4. The apparatus of claim 1, wherein at least one of the one-dimensional arrays is a linear sequence of pixel regions or a one dimensional array of pointers to pixels in the regions.

5. The apparatus of claim 1, further comprising logic to set the number of pixel regions to be processed in the cache simultaneously.

6. The apparatus of claim 1, further comprising logic to set the number of pixel regions to be placed into the cache prior to processing.

7. The apparatus of claim 1, further comprising logic to set the number of pixel regions to be removed from the cache after processing.

8. The apparatus of claim 1, wherein a line of pixel regions is processed.

9. The apparatus of claim 1, wherein the pixel regions are written to memory before the pixel regions are evicted from the cache.

10. The apparatus of claim 1, wherein a rectangular block of pixel regions is processed.

11. The apparatus of claim 1, further comprising logic to set a pointer to the memory storage where pixel regions reside for read and write access.

12. The apparatus of claim 1, wherein the apparatus is a printing device.

13. The apparatus of claim 1, wherein the apparatus is an image capture mechanism.

14. The apparatus of claim 13, wherein the image capture mechanism comprises one or more sensors that gather image data.

15. A system for accessing an image in a memory storage, comprising:

the memory storage to store image data;

a cache;

a processor to: pre-fetch image data, wherein the image data comprises pixel regions; arrange the image data as a set of one-dimensional array to be linearly processed; process a first pixel region from the image data, the first pixel region being stored in the cache; place a second pixel region from the image data into the cache, wherein the second pixel region is to be processed after the first pixel region has been processed; process the second pixel region; write the set of one-dimensional arrays back into the memory storage; and evict the first pixel region from the cache.
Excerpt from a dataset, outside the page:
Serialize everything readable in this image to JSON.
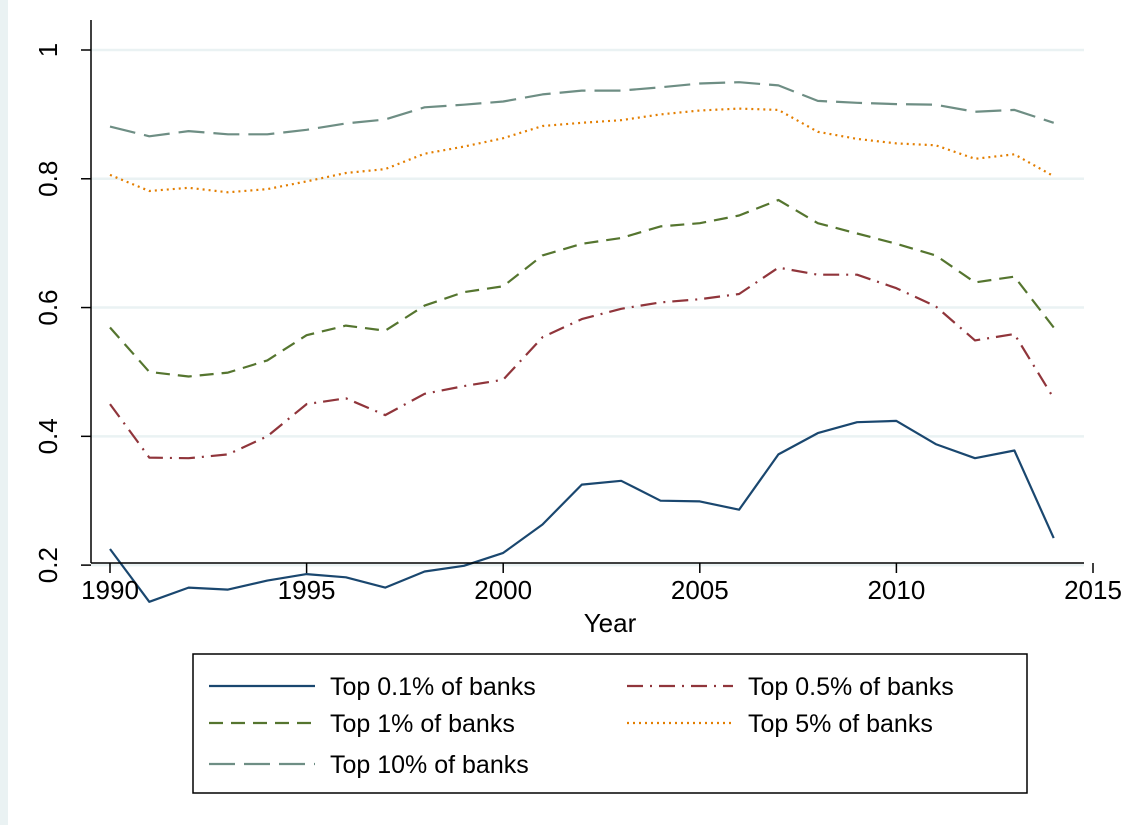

16. The system of claim 15, wherein the image data is arranged using a set of pointers to the image data.

17. The system of claim 15, further comprising an output device communicatively coupled to the processor, the output device configured to display the image.

18. The system of claim 17, wherein the output device is a printer.

19. The system of claim 17, wherein the output device comprises a display screen.

20. The system of claim 15, the processor to process each pixel region in the image in a sequential order in accordance with the one-dimensional arrays.

21. The system of claim 15, wherein the image is a frame of a video.

22. A tangible, non-transitory computer-readable media for accessing an image in a memory storage, comprising instructions to:

pre-fetch image data, wherein the image data comprises pixel regions;

arrange the image data as a set of one-dimensional arrays to be linearly processed;

process a first pixel region from the image data, the first pixel region being stored in a cache;

place a second pixel region from the image data into the cache, wherein the second pixel region is to be processed after the first pixel region has been processed;

process the second pixel region;

write the set of one-dimensional arrays back into the memory storage; and

evict the first pixel region from the cache.

23. The tangible, non-transitory computer readable medium of claim 22, wherein the image data is arranged using a set of pointers to the image data.

24. The tangible, non-transitory computer-readable media of claim 22, wherein the one-dimensional array is a linear sequence of pixel regions.

25. The tangible, non-transitory computer-readable media of claim 22, further comprising instructions to set the number of pixel regions to be processed in the cache simultaneously.

26. The tangible, non-transitory computer-readable media of claim 22, further comprising instructions to set the number of pixel regions to be placed into the cache prior to processing.

27. The tangible, non-transitory computer-readable media of claim 22, further comprising instructions to set the number of pixel regions to be removed from the cache after processing.

28. The tangible, non-transitory computer-readable media of claim 22, wherein a line of pixel regions is processed.

29. The tangible, non-transitory computer-readable media of claim 22, wherein a rectangular block of pixel regions is processed.